L’entretien accordé à La Tribune par le délégué général du think tank La Fabrique de l’industrie est intéressant, il illustre la vision politique de l’Uimm[7] sur les questions d’emploi dans l’industrie. Lire : https://bit.ly/2zbRVAH
J’extrais de cet entretien une formulation assez explicite du délégué général, Vincent Charlet :
« Le défi dans le cadre de l’industrie du futur n’est pas d’imaginer les métiers de demain. Je pense qu’au regard de la réactivité du système de formation le marché du travail répondra bien à la question.

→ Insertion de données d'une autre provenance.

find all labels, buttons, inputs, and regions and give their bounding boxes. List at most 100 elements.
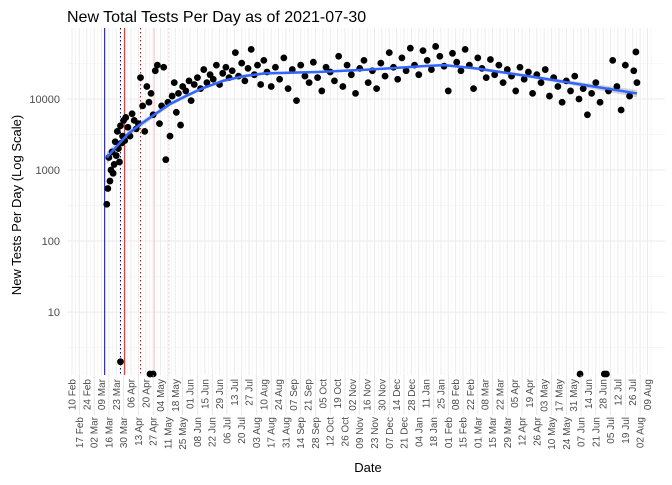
x-tick-label: 01 Mar	[473, 416, 484, 448]
data-point	[482, 74, 490, 82]
data-point	[219, 69, 227, 77]
data-point	[305, 79, 313, 87]
data-point	[318, 87, 326, 95]
x-tick-label: 09 Mar	[97, 378, 108, 410]
data-point	[630, 67, 638, 75]
data-point	[491, 71, 499, 79]
data-point	[231, 49, 239, 57]
data-point	[596, 98, 604, 106]
data-point	[632, 48, 640, 56]
data-point	[633, 79, 641, 87]
data-point	[147, 89, 155, 97]
x-tick-label: 10 May	[547, 417, 558, 450]
x-tick-label: 20 Jul	[237, 417, 248, 444]
x-tick-label: 31 May	[569, 379, 580, 412]
x-tick-label: 24 Aug	[274, 379, 285, 410]
data-point	[301, 72, 309, 80]
data-point	[149, 370, 157, 378]
x-tick-label: 22 Jun	[208, 417, 219, 447]
data-point	[122, 114, 130, 121]
x-tick-label: 19 Jul	[621, 417, 632, 444]
x-tick-label: 04 May	[156, 379, 167, 412]
data-point	[238, 59, 246, 67]
data-point	[470, 85, 477, 93]
data-point	[626, 92, 633, 100]
data-point	[402, 67, 410, 75]
data-point	[153, 61, 161, 69]
data-point	[141, 127, 149, 135]
x-tick-label: 02 Mar	[90, 416, 101, 448]
data-point	[503, 66, 511, 73]
x-tick-label: 03 May	[540, 379, 551, 412]
x-tick-label: 10 Aug	[259, 379, 270, 410]
x-tick-label: 31 Aug	[281, 417, 292, 448]
x-tick-label: 07 Sep	[289, 379, 300, 411]
data-point	[541, 66, 549, 73]
data-point	[162, 156, 170, 164]
data-point	[109, 169, 117, 177]
data-point	[419, 47, 427, 55]
x-tick-label: 30 Mar	[119, 416, 130, 448]
smooth-line	[105, 63, 638, 159]
x-tick-label: 01 Jun	[186, 379, 197, 409]
x-tick-label: 14 Dec	[392, 379, 403, 411]
x-tick-label: 29 Jun	[215, 379, 226, 409]
data-point	[241, 77, 249, 85]
data-point	[168, 92, 176, 100]
data-point	[360, 56, 368, 64]
data-point	[453, 58, 461, 66]
smooth-line-path	[105, 63, 638, 159]
data-point	[314, 74, 321, 82]
x-tick-label: 09 Aug	[643, 379, 654, 410]
data-point	[546, 92, 553, 100]
data-point	[222, 63, 230, 71]
data-point	[588, 89, 596, 97]
grid	[67, 28, 665, 375]
data-point	[212, 61, 220, 69]
x-tick-label: 17 Feb	[75, 417, 86, 449]
data-point	[175, 89, 182, 97]
data-point	[112, 152, 120, 159]
y-tick-label: 100	[42, 236, 60, 248]
x-tick-label: 13 Jul	[230, 379, 241, 406]
x-tick-label: 16 Mar	[104, 416, 115, 448]
data-point	[457, 67, 465, 75]
data-point	[145, 98, 153, 106]
data-point	[190, 81, 198, 88]
x-tick-label: 05 Oct	[318, 379, 329, 409]
chart-title: New Total Tests Per Day as of 2021-07-30	[67, 9, 366, 26]
x-tick-label: 15 Mar	[488, 416, 499, 448]
x-tick-label: 02 Nov	[348, 379, 359, 411]
data-point	[113, 127, 121, 135]
data-point	[117, 122, 124, 130]
x-tick-label: 22 Feb	[466, 379, 477, 411]
y-axis-ticks: 10 100 1000 10000	[29, 94, 60, 319]
x-tick-label: 15 Jun	[200, 379, 211, 409]
data-point	[137, 74, 144, 82]
data-point	[609, 56, 617, 64]
data-point	[487, 56, 494, 63]
data-point	[267, 83, 275, 90]
data-point	[398, 54, 406, 62]
data-point	[571, 72, 579, 80]
x-tick-label: 12 Oct	[326, 417, 337, 447]
x-tick-label: 09 Nov	[355, 417, 366, 449]
x-tick-label: 03 Aug	[252, 417, 263, 448]
data-point	[187, 97, 195, 105]
data-point	[104, 185, 112, 192]
data-point	[111, 138, 119, 146]
data-point	[364, 79, 372, 87]
data-point	[124, 123, 132, 131]
x-tick-label: 26 Apr	[532, 416, 543, 446]
data-point	[276, 75, 284, 83]
data-point	[203, 79, 211, 87]
data-point	[200, 66, 208, 73]
data-point	[116, 158, 123, 166]
x-tick-label: 22 Mar	[495, 378, 506, 410]
x-tick-label: 14 Sep	[296, 417, 307, 449]
reference-lines	[104, 28, 170, 375]
x-tick-label: 30 Nov	[377, 379, 388, 411]
x-tick-label: 25 Jan	[436, 379, 447, 409]
x-tick-label: 08 Feb	[451, 379, 462, 411]
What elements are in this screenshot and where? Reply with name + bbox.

En revanche, l’évolution des compétences des personnes est un sujet compliqué. C’est un sujet socialement et politiquement lourd. »
[1] Cette attractivité est promue à l’occasion d’évènements. Par exemple avec l’organisation au Grand Palais à Paris du 22/11/2018 au 25/11/2018 de « L’Usine Extraordinaire » à l’initiative de la Fédération des Industries mécaniques (FIM) et portées par la Fondation Usine Extraordinaire, abritée par FACE (Fondation Agir Contre l’Exclusion), pour faire connaitre « les industries qui innovent et produisent en France, montrer l’excellence des savoir-faire et susciter des vocations chez les jeunes en « réenchantant l’usine ».

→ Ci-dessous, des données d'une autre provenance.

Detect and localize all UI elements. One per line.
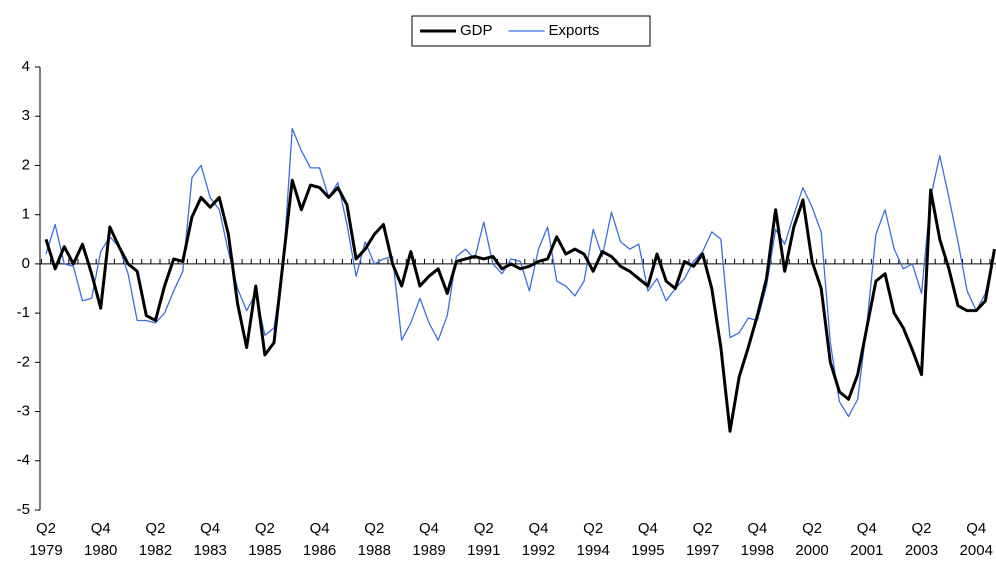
x-tick-label: Q4 1992 (521, 520, 556, 559)
y-tick-label: 3 (22, 107, 30, 124)
y-tick-label: 4 (22, 58, 30, 75)
x-tick-label: Q4 1989 (412, 520, 446, 559)
x-tick-label: Q2 2000 (795, 520, 829, 559)
x-tick-label: Q4 2004 (959, 520, 993, 559)
x-tick-label: Q2 1979 (29, 520, 63, 559)
x-tick-label: Q2 1982 (138, 520, 173, 559)
x-tick-label: Q2 2003 (904, 520, 939, 559)
y-tick-label: -4 (17, 452, 30, 469)
y-tick-label: -5 (17, 501, 30, 518)
x-tick-label: Q4 2001 (850, 520, 884, 559)
y-tick-label: -3 (17, 403, 30, 420)
y-tick-label: -1 (17, 304, 30, 321)
y-tick-label: -2 (17, 353, 30, 370)
series-line (44, 178, 996, 433)
legend: GDP Exports (411, 15, 651, 47)
x-tick-label: Q2 1991 (467, 520, 501, 559)
y-tick-label: 1 (22, 206, 30, 223)
x-tick-label: Q2 1997 (685, 520, 720, 559)
x-tick-label: Q2 1988 (357, 520, 391, 559)
y-tick-label: 0 (22, 255, 30, 272)
x-tick-label: Q4 1980 (84, 520, 118, 559)
x-tick-label: Q4 1983 (193, 520, 227, 559)
series-line (45, 127, 996, 418)
y-tick-label: 2 (22, 156, 30, 173)
x-tick-label: Q4 1986 (302, 520, 337, 559)
x-tick-label: Q4 1998 (740, 520, 775, 559)
legend-label: GDP (460, 22, 493, 39)
legend-label: Exports (549, 22, 600, 39)
x-tick-label: Q2 1994 (576, 520, 610, 559)
x-tick-label: Q4 1995 (631, 520, 665, 559)
x-tick-label: Q2 1985 (248, 520, 282, 559)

[2] Le Conseil national de l’industrie (CNI) souhaite mettre en œuvre d’une stratégie de « reconquête industrielle. « La mission du CNI (crée en 2013) est d’éclairer et de conseiller les pouvoirs publics sur la situation de l’industrie et des services à l’industrie en France, aux niveaux national, territorial et international, en intégrant les enjeux à l’export. Il est présidé par le Premier ministre, et réunit les entreprises et les représentants des salariés autour de thèmes stratégiques comme la formation, l’innovation, le financement des entreprises, l’économie circulaire ou encore le développement international. » « Il se décline jusqu’à présent en 18 Comités Stratégiques de Filières (CSF), autour des grands secteurs de l’industrie française, et comprend également à ce jour 2 outils transversaux : CNI numérique et CNI international et 4 sections thématiques (ST) : économie circulaire, emploi et compétences, Europe, réglementation & simplification. »
« La ministre est revenue sur l’enjeu des compétences dans l’industrie : pas de performance économique sans performance sociale ; pas de compétitivité de l’industrie sans construction d’une nouvelle société de compétences. » Communiqué du ministère.
La notion de « Société de compétences » reste évidemment du ressort de la communication politique…
[3] « L’objectif est que l’ensemble des filières soit accompagné via la démarche EDEC d’ici à 2019. »
[4] 28 mai 2018.
[5] Selon les termes de la loi du 5 septembre 2018 « pour la liberté de choisir son avenir professionnel ».
[6] Plusieurs filières ont déposé un dossier en 2018 pour être accompagnées dans le cadre de l’appel à projets « Soutien aux démarches Prospectives Compétences », qui donnera lieu à la signature d’un EDEC pour les projets sélectionnés.